IDSP to Big Data
Outbreaks of infectious diseases threaten lives, our health and the economy. In a world where people make multiple contacts at work, home or in leisure activities, outbreaks arise and spread rapidly.
Recent multi-country viral outbreaks such as Ebola and Severe Acute Respiratory Syndrome (SARS) claimed thousands of lives and cost billions of dollars.
Foreseeing an outbreak
When diseases are predictable, theoretically, health systems can be designed to manage them. In India, this does not happen because hospital bed occupancy is high; but planning ensures supplies and drugs.
But in a public health-care system that is already stretched, when new diseases emerge recognition and response are slow and frequently inadequate in the early stages of the outbreak. Once the outbreak has spread and is more widely recognised, all available resources are brought to bear on the outbreak. This results in a gross disruption of services available for routine health care, resulting in unrecognised damage that can impact the structure of the system and delivery of health care well beyond the outbreak.
Efforts in India
Recognising the importance of surveillance, the Ministry of Health and Family Welfare set up an Integrated Disease Surveillance Programme (IDSP) at the National Centre for Disease Control that uses district and State-level systems to report weekly on outbreaks of disease across India.
Efforts have been invested in building the system and trying to increase its capacity to generate actionable data.
Not much progress
But even years after initiation, the bulk of surveillance reports have failed to predict the outbreaks.
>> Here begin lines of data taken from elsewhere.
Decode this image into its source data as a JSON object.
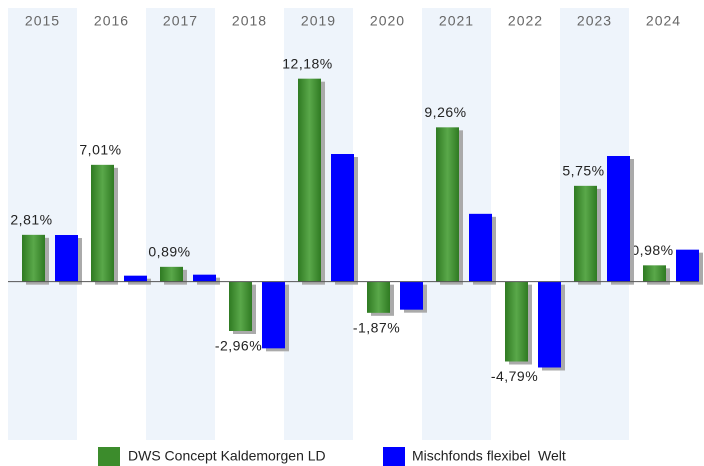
{
  "chart_data": {
    "type": "bar",
    "categories": [
      "2015",
      "2016",
      "2017",
      "2018",
      "2019",
      "2020",
      "2021",
      "2022",
      "2023",
      "2024"
    ],
    "series": [
      {
        "name": "DWS Concept Kaldemorgen LD",
        "color": "#3c8c2c",
        "values": [
          2.81,
          7.01,
          0.89,
          -2.96,
          12.18,
          -1.87,
          9.26,
          -4.79,
          5.75,
          0.98
        ],
        "value_labels": [
          "2,81%",
          "7,01%",
          "0,89%",
          "-2,96%",
          "12,18%",
          "-1,87%",
          "9,26%",
          "-4,79%",
          "5,75%",
          "0,98%"
        ]
      },
      {
        "name": "Mischfonds flexibel  Welt",
        "color": "#0000ff",
        "values": [
          2.8,
          0.36,
          0.42,
          -4.0,
          7.66,
          -1.68,
          4.07,
          -5.15,
          7.54,
          1.92
        ]
      }
    ],
    "ylim": [
      -9.5,
      14.5
    ],
    "legend": "bottom"
  }
}
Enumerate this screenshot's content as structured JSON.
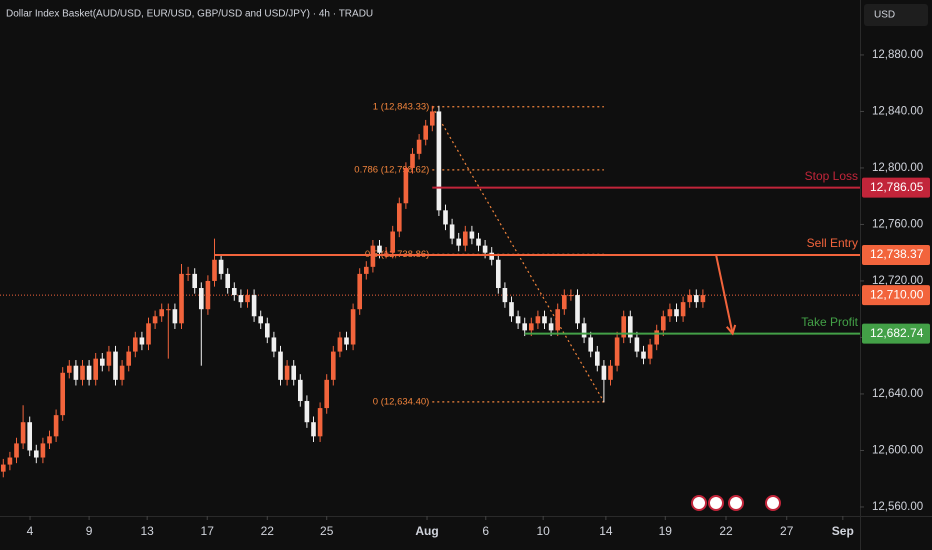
{
  "chart_data": {
    "type": "candlestick",
    "title": "Dollar Index Basket(AUD/USD, EUR/USD, GBP/USD and USD/JPY) · 4h · TRADU",
    "currency": "USD",
    "up_color": "#f2643c",
    "down_color": "#f0f0f0",
    "xlim": [
      -0.5,
      129.5
    ],
    "xticks": [
      {
        "value": 4.05,
        "label": "4"
      },
      {
        "value": 13,
        "label": "9"
      },
      {
        "value": 21.8,
        "label": "13"
      },
      {
        "value": 30.9,
        "label": "17"
      },
      {
        "value": 40,
        "label": "22"
      },
      {
        "value": 49,
        "label": "25"
      },
      {
        "value": 64.2,
        "label": "Aug"
      },
      {
        "value": 73.1,
        "label": "6"
      },
      {
        "value": 81.8,
        "label": "10"
      },
      {
        "value": 91.3,
        "label": "14"
      },
      {
        "value": 100.3,
        "label": "19"
      },
      {
        "value": 109.5,
        "label": "22"
      },
      {
        "value": 118.7,
        "label": "27"
      },
      {
        "value": 127.2,
        "label": "Sep"
      }
    ],
    "ylim": [
      12553.6,
      12918.9
    ],
    "yticks": [
      {
        "value": 12560,
        "label": "12,560.00"
      },
      {
        "value": 12600,
        "label": "12,600.00"
      },
      {
        "value": 12640,
        "label": "12,640.00"
      },
      {
        "value": 12680,
        "label": "12,680.00"
      },
      {
        "value": 12720,
        "label": "12,720.00"
      },
      {
        "value": 12760,
        "label": "12,760.00"
      },
      {
        "value": 12800,
        "label": "12,800.00"
      },
      {
        "value": 12840,
        "label": "12,840.00"
      },
      {
        "value": 12880,
        "label": "12,880.00"
      }
    ],
    "open": [
      12585,
      12590,
      12595,
      12605,
      12620,
      12600,
      12595,
      12605,
      12610,
      12625,
      12655,
      12660,
      12650,
      12660,
      12650,
      12665,
      12660,
      12670,
      12650,
      12660,
      12670,
      12680,
      12675,
      12690,
      12695,
      12700,
      12700,
      12690,
      12725,
      12725,
      12715,
      12700,
      12720,
      12735,
      12725,
      12715,
      12710,
      12705,
      12710,
      12695,
      12690,
      12680,
      12670,
      12650,
      12660,
      12650,
      12635,
      12620,
      12610,
      12630,
      12650,
      12670,
      12680,
      12675,
      12700,
      12725,
      12730,
      12745,
      12740,
      12740,
      12755,
      12775,
      12800,
      12810,
      12820,
      12830,
      12840,
      12770,
      12760,
      12750,
      12745,
      12755,
      12750,
      12745,
      12740,
      12735,
      12715,
      12705,
      12695,
      12690,
      12685,
      12690,
      12695,
      12690,
      12685,
      12700,
      12710,
      12710,
      12690,
      12680,
      12670,
      12660,
      12650,
      12660,
      12680,
      12695,
      12680,
      12670,
      12665,
      12675,
      12685,
      12695,
      12700,
      12695,
      12705,
      12710,
      12705
    ],
    "high": [
      12594,
      12599,
      12609,
      12632,
      12624,
      12604,
      12609,
      12614,
      12629,
      12659,
      12664,
      12664,
      12664,
      12664,
      12669,
      12669,
      12674,
      12674,
      12664,
      12674,
      12684,
      12684,
      12694,
      12699,
      12704,
      12704,
      12704,
      12732,
      12730,
      12729,
      12719,
      12724,
      12750,
      12739,
      12729,
      12719,
      12714,
      12714,
      12714,
      12699,
      12694,
      12684,
      12674,
      12664,
      12664,
      12654,
      12639,
      12624,
      12634,
      12654,
      12674,
      12684,
      12684,
      12704,
      12729,
      12734,
      12749,
      12749,
      12744,
      12759,
      12779,
      12804,
      12814,
      12824,
      12834,
      12844,
      12844,
      12774,
      12764,
      12754,
      12759,
      12759,
      12754,
      12749,
      12744,
      12739,
      12719,
      12709,
      12699,
      12694,
      12694,
      12699,
      12699,
      12694,
      12704,
      12714,
      12714,
      12714,
      12694,
      12684,
      12674,
      12664,
      12664,
      12684,
      12699,
      12699,
      12684,
      12674,
      12679,
      12689,
      12699,
      12704,
      12704,
      12709,
      12714,
      12714,
      12714
    ],
    "low": [
      12581,
      12586,
      12591,
      12601,
      12596,
      12591,
      12591,
      12601,
      12606,
      12621,
      12651,
      12646,
      12646,
      12646,
      12646,
      12656,
      12656,
      12646,
      12646,
      12656,
      12666,
      12671,
      12671,
      12686,
      12691,
      12665,
      12686,
      12686,
      12720,
      12711,
      12660,
      12696,
      12716,
      12721,
      12711,
      12706,
      12701,
      12701,
      12691,
      12686,
      12676,
      12666,
      12646,
      12646,
      12646,
      12631,
      12616,
      12606,
      12606,
      12626,
      12646,
      12666,
      12671,
      12671,
      12696,
      12721,
      12726,
      12736,
      12736,
      12736,
      12751,
      12771,
      12796,
      12806,
      12816,
      12826,
      12766,
      12756,
      12746,
      12741,
      12741,
      12746,
      12741,
      12736,
      12731,
      12711,
      12701,
      12691,
      12686,
      12681,
      12681,
      12686,
      12686,
      12681,
      12681,
      12696,
      12706,
      12686,
      12676,
      12666,
      12656,
      12634,
      12646,
      12656,
      12676,
      12676,
      12666,
      12661,
      12661,
      12671,
      12681,
      12691,
      12691,
      12691,
      12701,
      12701,
      12701
    ],
    "close": [
      12590,
      12595,
      12605,
      12620,
      12600,
      12595,
      12605,
      12610,
      12625,
      12655,
      12660,
      12650,
      12660,
      12650,
      12665,
      12660,
      12670,
      12650,
      12660,
      12670,
      12680,
      12675,
      12690,
      12695,
      12700,
      12700,
      12690,
      12725,
      12725,
      12715,
      12700,
      12720,
      12735,
      12725,
      12715,
      12710,
      12705,
      12710,
      12695,
      12690,
      12680,
      12670,
      12650,
      12660,
      12650,
      12635,
      12620,
      12610,
      12630,
      12650,
      12670,
      12680,
      12675,
      12700,
      12725,
      12730,
      12745,
      12740,
      12740,
      12755,
      12775,
      12800,
      12810,
      12820,
      12830,
      12840,
      12770,
      12760,
      12750,
      12745,
      12755,
      12750,
      12745,
      12740,
      12735,
      12715,
      12705,
      12695,
      12690,
      12685,
      12690,
      12695,
      12690,
      12685,
      12700,
      12710,
      12710,
      12690,
      12680,
      12670,
      12660,
      12650,
      12660,
      12680,
      12695,
      12680,
      12670,
      12665,
      12675,
      12685,
      12695,
      12700,
      12695,
      12705,
      12710,
      12705,
      12710
    ],
    "levels": [
      {
        "name": "Stop Loss",
        "value": 12786.05,
        "price_label": "12,786.05",
        "color": "#c2253a",
        "from": 65
      },
      {
        "name": "Sell Entry",
        "value": 12738.37,
        "price_label": "12,738.37",
        "color": "#f2643c",
        "from": 32
      },
      {
        "name": "Take Profit",
        "value": 12682.74,
        "price_label": "12,682.74",
        "color": "#43a047",
        "from": 79
      }
    ],
    "last_price": {
      "value": 12710.0,
      "label": "12,710.00",
      "color": "#f2643c"
    },
    "fib": {
      "from": 65,
      "to": 91,
      "color": "#f2843c",
      "levels": [
        {
          "value": 12843.33,
          "label": "1 (12,843.33)"
        },
        {
          "value": 12798.62,
          "label": "0.786 (12,798.62)"
        },
        {
          "value": 12738.86,
          "label": "0.5 (12,738.86)"
        },
        {
          "value": 12634.4,
          "label": "0 (12,634.40)"
        }
      ]
    },
    "arrow": {
      "x": [
        108,
        110.5
      ],
      "y": [
        12738.37,
        12682.74
      ]
    }
  }
}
Although 40 to 50 outbreaks are reported each week, the most common outbreak reports are of diarrhoeal disease and food poisoning. Media scanning and analysis are a part of the tracking system, but there are lacunae because the IDSP did not report cases of chikungunya in September 2016 in Delhi.
Using data
There has been a great interest in using data that is gathered incidentally to recognise outbreaks early or predict the potential for outbreaks. For example, Google Flu Trends launched in 2008, aggregated Google search queries to provide estimates of influenza trends in 25 countries.
However, it failed to predict the 2013 flu season and was halted in 2015. Analysis showed how big data analytics requires caution and a changing of algorithms over time.
Nonetheless, the use of collated data sources for insights for public good is a key challenge that needs to be overcome to build rapidly responsive collaborations between industry, governments and academia, that share data while protecting individual privacy.
Underutilized in India
The velocity, variety and volume of big data defined by time and location are a resource that is currently underutilised in India because we have not yet built the systems for collaborations for the analysis and the inference we need for public health.
Planning for the use of such networks should be a key strategy in our plans whether it is for infectious disease outbreaks or other emergency situations.